Da ich insgesamt nur 3 Anschlüsse habe & das Netzteil ja auch noch eines braucht, bleibt keine Möglichkeit dafür weitere Geräte anzuschließen., wie z.B. Maus + Tastatur o.ä.

Folglich brauche ich eine Dockingstation die idealweise folgendes unterstützt:
- 2x HDMI 4k 120Hz Zertifizierte Anschlüsse oder 2x Thunderbolt Anschlüsse an die ich entsprechende Adapter anschließen könnte
- PowerDelivery mit idealerweise 80Watt+ 
- 1x Thunderbolt 4 Kabel zum Notebook
- (Ethernet Anschluss)
- 2+ USB A Anschlüsse idealerweise USB 3.2 Gen 2


Budget wäre erstmal egal weils sowieso auf die Firma geht.
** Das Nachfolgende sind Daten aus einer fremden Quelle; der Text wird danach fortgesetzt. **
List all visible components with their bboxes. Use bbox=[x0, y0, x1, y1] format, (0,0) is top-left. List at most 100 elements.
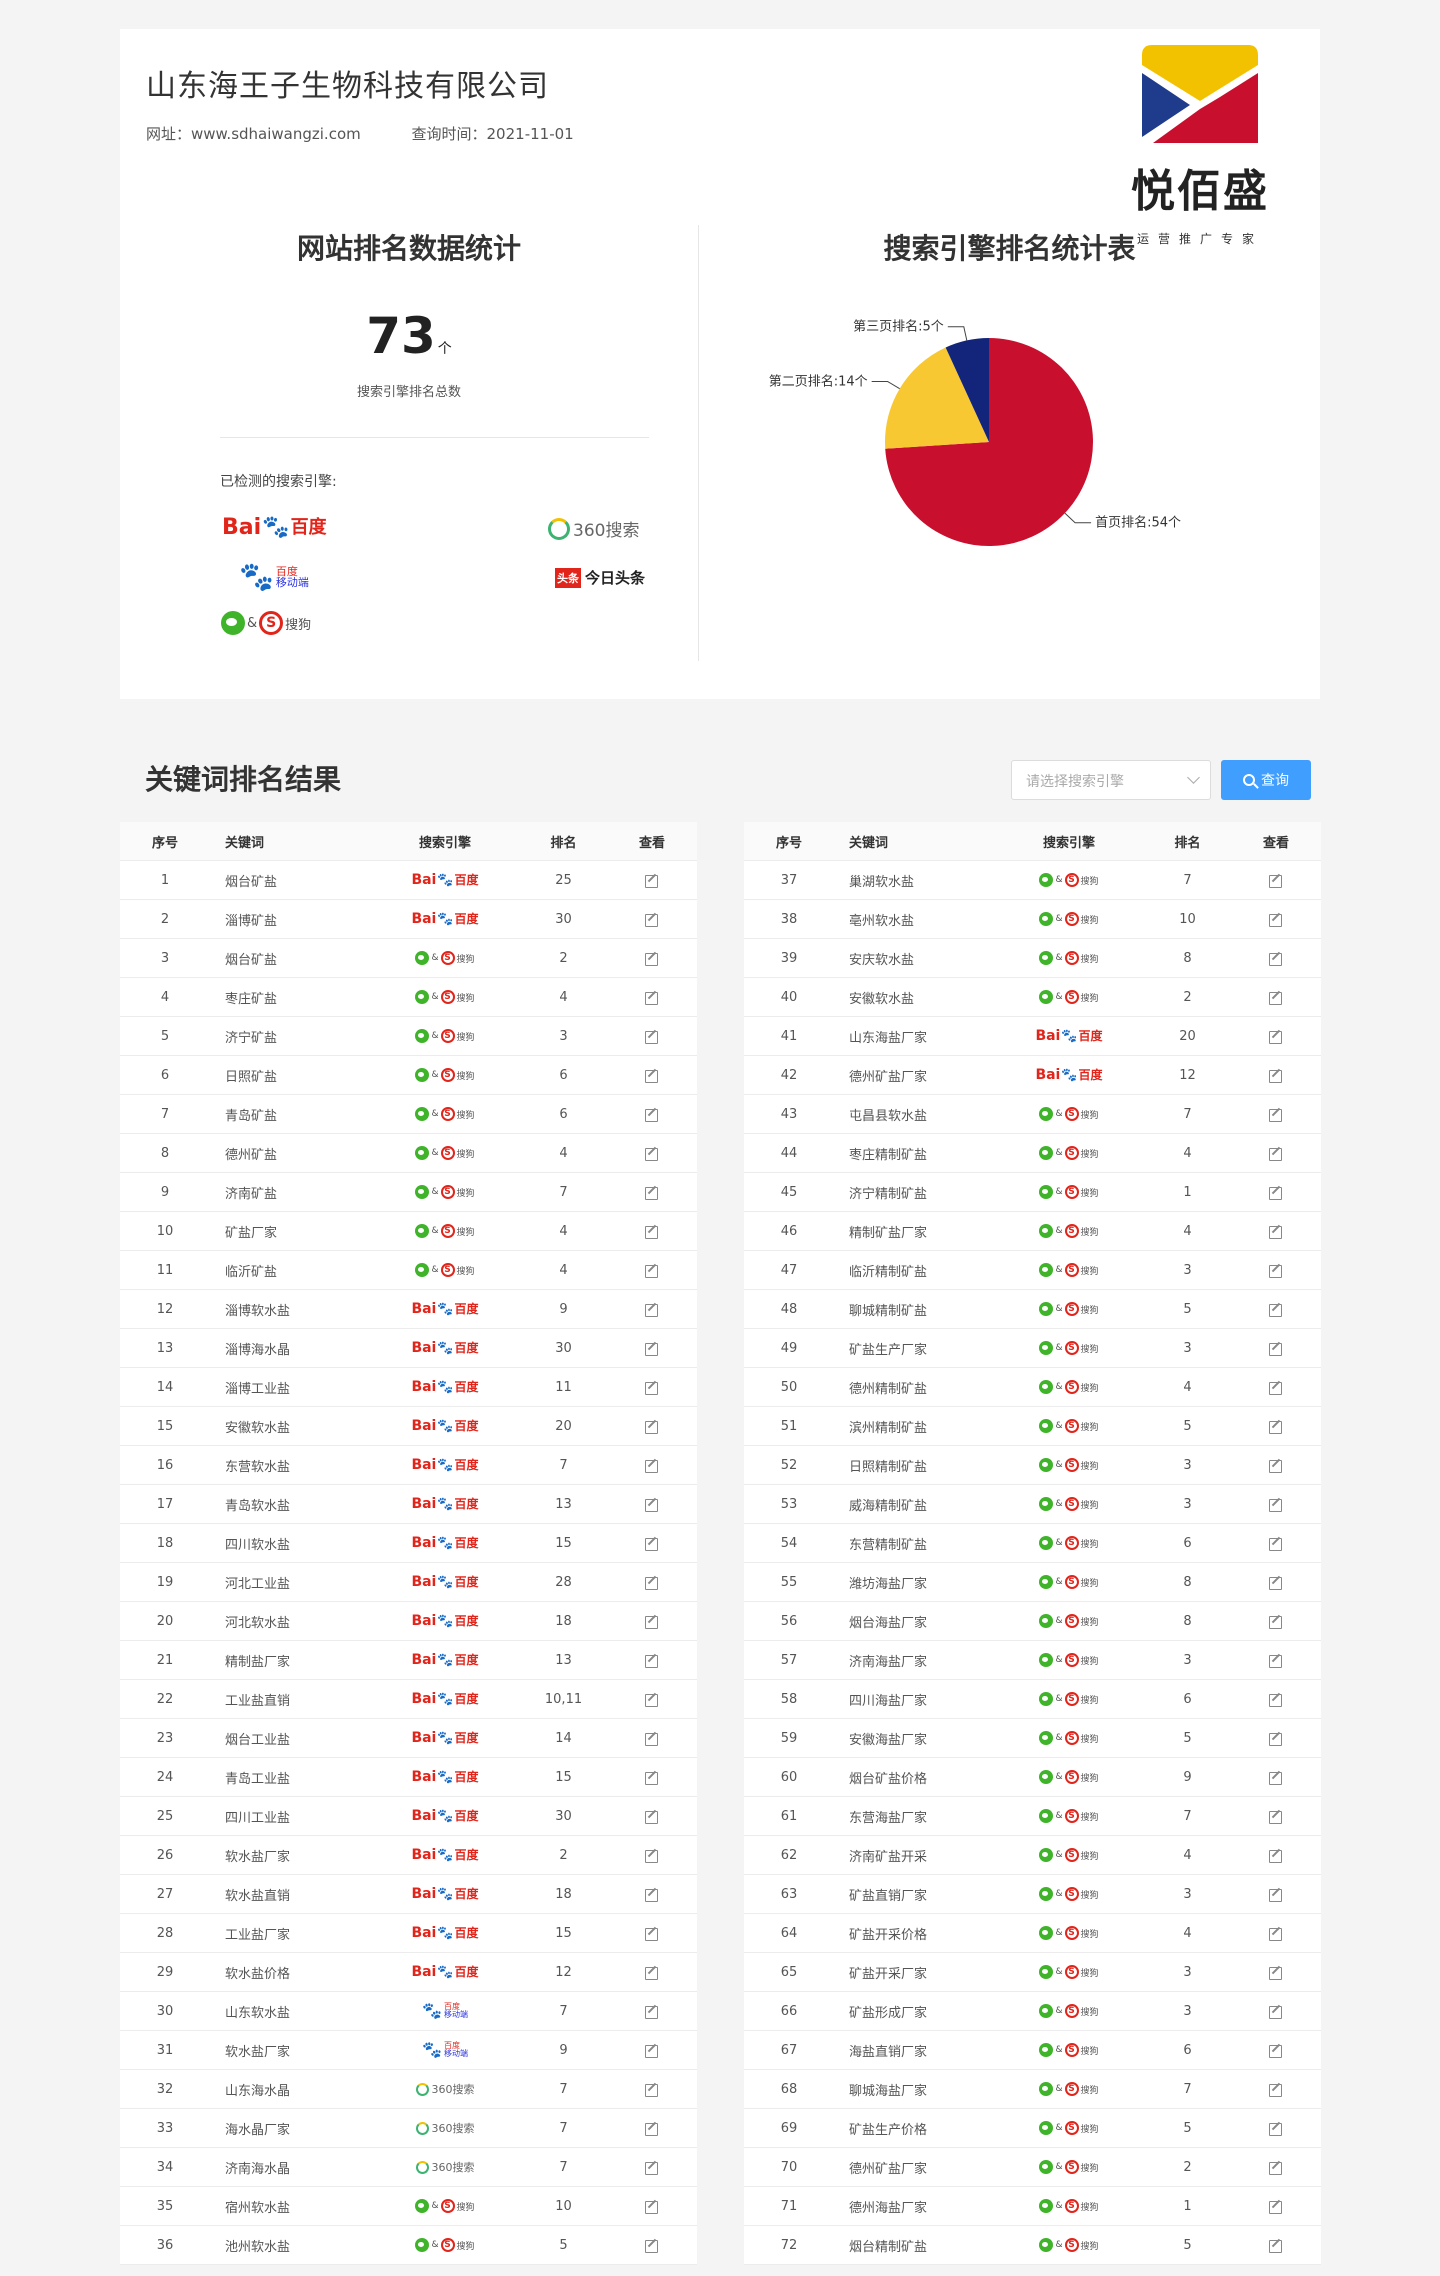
row-engine: & S 搜狗 bbox=[994, 1692, 1144, 1706]
edit-icon[interactable] bbox=[645, 1107, 659, 1122]
edit-icon[interactable] bbox=[645, 2199, 659, 2214]
edit-icon[interactable] bbox=[1269, 1731, 1283, 1746]
edit-icon[interactable] bbox=[1269, 912, 1283, 927]
edit-icon[interactable] bbox=[1269, 2004, 1283, 2019]
edit-icon[interactable] bbox=[645, 2160, 659, 2175]
row-keyword: 淄博矿盐 bbox=[225, 913, 278, 929]
edit-icon[interactable] bbox=[645, 1692, 659, 1707]
edit-icon[interactable] bbox=[645, 1926, 659, 1941]
edit-icon[interactable] bbox=[1269, 2082, 1283, 2097]
edit-icon[interactable] bbox=[1269, 1614, 1283, 1629]
edit-icon[interactable] bbox=[1269, 1926, 1283, 1941]
edit-icon[interactable] bbox=[645, 912, 659, 927]
edit-icon[interactable] bbox=[645, 1068, 659, 1083]
edit-icon[interactable] bbox=[645, 1146, 659, 1161]
row-index: 63 bbox=[780, 1886, 798, 1902]
search-button[interactable]: 查询 bbox=[1221, 760, 1311, 800]
edit-icon[interactable] bbox=[645, 1536, 659, 1551]
edit-icon[interactable] bbox=[645, 1770, 659, 1785]
row-view bbox=[1231, 2043, 1321, 2058]
table-row: 1 烟台矿盐 Bai 🐾 百度 25 bbox=[120, 861, 697, 900]
engine-baidu-logo: Bai 🐾 百度 bbox=[411, 1769, 479, 1785]
edit-icon[interactable] bbox=[645, 2043, 659, 2058]
edit-icon[interactable] bbox=[645, 951, 659, 966]
row-index: 18 bbox=[156, 1535, 174, 1551]
edit-icon[interactable] bbox=[1269, 1263, 1283, 1278]
edit-icon[interactable] bbox=[645, 1887, 659, 1902]
edit-icon[interactable] bbox=[645, 1185, 659, 1200]
edit-icon[interactable] bbox=[1269, 1380, 1283, 1395]
sogou-icon: S bbox=[440, 951, 455, 965]
row-rank: 8 bbox=[1183, 1613, 1192, 1629]
row-index: 67 bbox=[780, 2042, 798, 2058]
edit-icon[interactable] bbox=[1269, 2238, 1283, 2253]
edit-icon[interactable] bbox=[1269, 990, 1283, 1005]
edit-icon[interactable] bbox=[1269, 1302, 1283, 1317]
company-name: 山东海王子生物科技有限公司 bbox=[146, 69, 549, 104]
edit-icon[interactable] bbox=[645, 873, 659, 888]
edit-icon[interactable] bbox=[645, 1809, 659, 1824]
row-index: 64 bbox=[780, 1925, 798, 1941]
edit-icon[interactable] bbox=[645, 1341, 659, 1356]
edit-icon[interactable] bbox=[645, 1965, 659, 1980]
edit-icon[interactable] bbox=[1269, 1575, 1283, 1590]
edit-icon[interactable] bbox=[1269, 1068, 1283, 1083]
edit-icon[interactable] bbox=[645, 2121, 659, 2136]
edit-icon[interactable] bbox=[645, 2082, 659, 2097]
edit-icon[interactable] bbox=[1269, 2160, 1283, 2175]
edit-icon[interactable] bbox=[1269, 873, 1283, 888]
edit-icon[interactable] bbox=[1269, 1029, 1283, 1044]
row-keyword: 东营软水盐 bbox=[225, 1459, 291, 1475]
edit-icon[interactable] bbox=[1269, 951, 1283, 966]
edit-icon[interactable] bbox=[645, 2004, 659, 2019]
row-rank: 5 bbox=[1183, 2237, 1192, 2253]
edit-icon[interactable] bbox=[1269, 1458, 1283, 1473]
wechat-icon bbox=[1039, 1770, 1054, 1784]
edit-icon[interactable] bbox=[645, 1614, 659, 1629]
edit-icon[interactable] bbox=[1269, 1770, 1283, 1785]
edit-icon[interactable] bbox=[1269, 1965, 1283, 1980]
edit-icon[interactable] bbox=[645, 1497, 659, 1512]
edit-icon[interactable] bbox=[1269, 1341, 1283, 1356]
edit-icon[interactable] bbox=[645, 1263, 659, 1278]
edit-icon[interactable] bbox=[645, 2238, 659, 2253]
edit-icon[interactable] bbox=[1269, 1107, 1283, 1122]
edit-icon[interactable] bbox=[1269, 1653, 1283, 1668]
row-keyword: 德州精制矿盐 bbox=[849, 1381, 928, 1397]
engine-select[interactable]: 请选择搜索引擎 bbox=[1011, 760, 1211, 800]
edit-icon[interactable] bbox=[645, 1029, 659, 1044]
edit-icon[interactable] bbox=[1269, 2121, 1283, 2136]
edit-icon[interactable] bbox=[1269, 1419, 1283, 1434]
engine-360-logo: 360搜索 bbox=[415, 2081, 475, 2097]
edit-icon[interactable] bbox=[1269, 1146, 1283, 1161]
edit-icon[interactable] bbox=[1269, 2199, 1283, 2214]
sogou-icon: S bbox=[1064, 2043, 1079, 2057]
edit-icon[interactable] bbox=[645, 1302, 659, 1317]
edit-icon[interactable] bbox=[1269, 1185, 1283, 1200]
row-index: 34 bbox=[156, 2159, 174, 2175]
edit-icon[interactable] bbox=[1269, 1536, 1283, 1551]
edit-icon[interactable] bbox=[1269, 1692, 1283, 1707]
row-rank: 10 bbox=[1179, 911, 1196, 927]
edit-icon[interactable] bbox=[645, 1731, 659, 1746]
edit-icon[interactable] bbox=[645, 1458, 659, 1473]
edit-icon[interactable] bbox=[645, 1575, 659, 1590]
edit-icon[interactable] bbox=[645, 1848, 659, 1863]
row-rank: 7 bbox=[1183, 872, 1192, 888]
edit-icon[interactable] bbox=[1269, 2043, 1283, 2058]
row-view bbox=[607, 1185, 697, 1200]
edit-icon[interactable] bbox=[1269, 1224, 1283, 1239]
row-index: 65 bbox=[780, 1964, 798, 1980]
edit-icon[interactable] bbox=[1269, 1809, 1283, 1824]
row-keyword: 海水晶厂家 bbox=[225, 2122, 291, 2138]
edit-icon[interactable] bbox=[645, 990, 659, 1005]
edit-icon[interactable] bbox=[645, 1419, 659, 1434]
edit-icon[interactable] bbox=[1269, 1887, 1283, 1902]
edit-icon[interactable] bbox=[1269, 1497, 1283, 1512]
row-view bbox=[607, 1068, 697, 1083]
edit-icon[interactable] bbox=[645, 1380, 659, 1395]
row-index: 40 bbox=[780, 989, 798, 1005]
edit-icon[interactable] bbox=[645, 1653, 659, 1668]
edit-icon[interactable] bbox=[645, 1224, 659, 1239]
edit-icon[interactable] bbox=[1269, 1848, 1283, 1863]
Im Büro hab ich an zwei Razer WQHD Monitoren das Thunderbolt 4 Dock von Razer, das unterstützt aber laut Spezfikation lediglich 
*Anzeige(n): *2x 4K @ 60 Hz oder 1x 8K @ 30 Hz
und das trotz 4x Thunderbolt 4 Anschlüssen.
Ich hab es damit zuhause mit den beiden OLEDs auch versucht, aber dabei bekomme ich lediglich 4K 60Hz zur Auswahl wie bereits erwartet. Ansonsten wäre die natürlich ideal zwecks sonstiger Spezifikationen.
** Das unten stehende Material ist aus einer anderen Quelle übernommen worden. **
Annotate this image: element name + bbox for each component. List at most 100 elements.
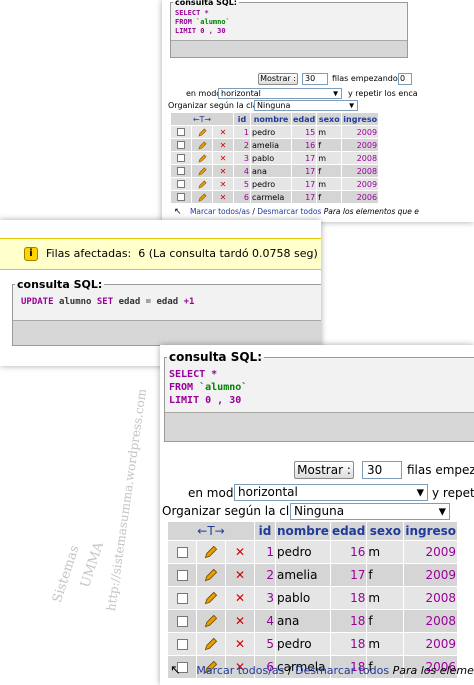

Hat jemand von Euch vielleicht einen ähnlichen Anwendungsfall oder eine Idee für eine Dockingstation die das könnte, bin auf meiner Suche leider überhaupt nicht fündig geworden. Die meisten die ähnliche Grafikanschlüsse haben sind nur mit DisplayPort Anschlüssen ausgestattet, die kann ich aber nicht nutzen, weil die OLEDs ja nur HDMI unterstützen


----------



## claster17 (18. März 2022)

2x 4K120 schafft TB4 meines Wissens gar nicht, sondern nur 1x 4K120 oder 2x 4K60. Du forderst 2x 40Gb/s von einem Anschluss, der selbst nur 40Gb/s schafft.

Die einzige Möglichkeit, die ich sehe, wäre eGPU. Also z.B. folgende Kombi:








						Razer Core X Chroma ab € 394,82 (2023) | Preisvergleich Geizhals Deutschland
					

✔ Preisvergleich für Razer Core X Chroma ✔ Produktinfo ⇒ Typ: GPU wechselbar (PCIe-Grafikkarte) • GPU: N/A • Schnittstelle: 1x Thunderbolt 3 (Buchse) • Erweiterun… ✔ eGPU ✔ Testberichte ✔ Günstig kaufen




					geizhals.de
				











						GIGABYTE GeForce RTX 3050 Eagle 8G ab € 329,99 (2023) | Preisvergleich Geizhals Deutschland
					

✔ Preisvergleich für GIGABYTE GeForce RTX 3050 Eagle 8G ✔ Bewertungen ✔ Produktinfo ⇒ Anschlüsse: 2x HDMI 2.1, 2x DisplayPort 1.4a • Grafik: NVIDIA GeForce RTX 3050 - 8GB GDDR6 - Desktop • Ch… ✔ PCIe ✔ Testberichte ✔ Günstig kaufen




					geizhals.de


----------



## kleinerEisbär (4. April 2022)

claster17 schrieb:


> 2x 4K120 schafft TB4 meines Wissens gar nicht, sondern nur 1x 4K120 oder 2x 4K60. Du forderst 2x 40Gb/s von einem Anschluss, der selbst nur 40Gb/s schafft.
> 
> Die einzige Möglichkeit, die ich sehe, wäre eGPU. Also z.B. folgende Kombi:
> 
> ...


Ganz vergessen zu antworten. Hab ich so gemacht, nur statt  der 3050 ne 3080 fe die noch im Büro rumlag ^^ Danke dir!


----------